The corruption food chain

Typically, a truck driver will pick up a load of fuel at a refinery. Rather than delivering it to a gas station, he will take it to a place like White Gold. Oil ministry officials are paid to look the other way, the gas station owner is paid off for not receiving his shipment, and the driver makes a profit when he sells it.

"The employees at the gas stations these days are like emperors," says Hassan. "The guy in charge of cleaning the station has a brand-new car. Everyone knows this. It's not a secret anymore." On the highway, he says, "If you notice, you will see six or seven trucks guarded by the Americans. This is not for protection. It's to prevent corruption."

Before the war, Iraqis used 4 million gallons of gasoline a day. But that number has surged 50 percent, to 6 million gallons a day. Because of this, Iraq is forced to import refined oil products.
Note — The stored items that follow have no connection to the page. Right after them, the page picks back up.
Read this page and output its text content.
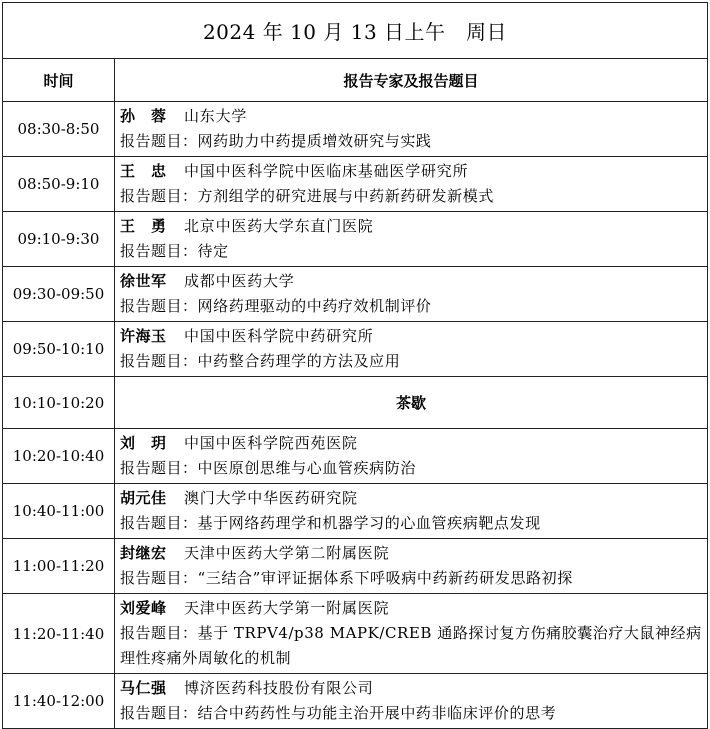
2024 年 10 月 13 日上午　周日	
时间	报告专家及报告题目
08:30-8:50	孙　蓉 山东大学
报告题目：网药助力中药提质增效研究与实践

08:50-9:10	王　忠 中国中医科学院中医临床基础医学研究所
报告题目：方剂组学的研究进展与中药新药研发新模式

09:10-9:30	王　勇 北京中医药大学东直门医院
报告题目：待定

09:30-09:50	徐世军 成都中医药大学
报告题目：网络药理驱动的中药疗效机制评价

09:50-10:10	许海玉 中国中医科学院中药研究所
报告题目：中药整合药理学的方法及应用

10:10-10:20	茶歇
10:20-10:40	刘　玥 中国中医科学院西苑医院
报告题目：中医原创思维与心血管疾病防治

10:40-11:00	胡元佳 澳门大学中华医药研究院
报告题目：基于网络药理学和机器学习的心血管疾病靶点发现

11:00-11:20	封继宏 天津中医药大学第二附属医院
报告题目：“三结合”审评证据体系下呼吸病中药新药研发思路初探

11:20-11:40	刘爱峰 天津中医药大学第一附属医院
报告题目：基于 TRPV4/p38 MAPK/CREB 通路探讨复方伤痛胶囊治疗大鼠神经病理性疼痛外周敏化的机制

11:40-12:00	马仁强 博济医药科技股份有限公司
报告题目：结合中药药性与功能主治开展中药非临床评价的思考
What began as a temporary emergency measure has turned into a $250 billion monthly tab. SOMO expects imports this year to total $3 billion.

"The ministry is trying to stop this bleeding of resources from Iraq. We have reached unprecedented levels. We are not happy to keep paying this," says Dhia al-Baka, director general of SOMO, which is in charge of Iraq's oil exports and, since the war, imports.

The only way to stop the smuggling, say Messrs Baka and Uloom, is to build more refineries, reduce subsidies, and introduce more privatization into the industry.

Baka says the ministry has drawn up plans that he hopes a new oil minister will implement that outlines those steps.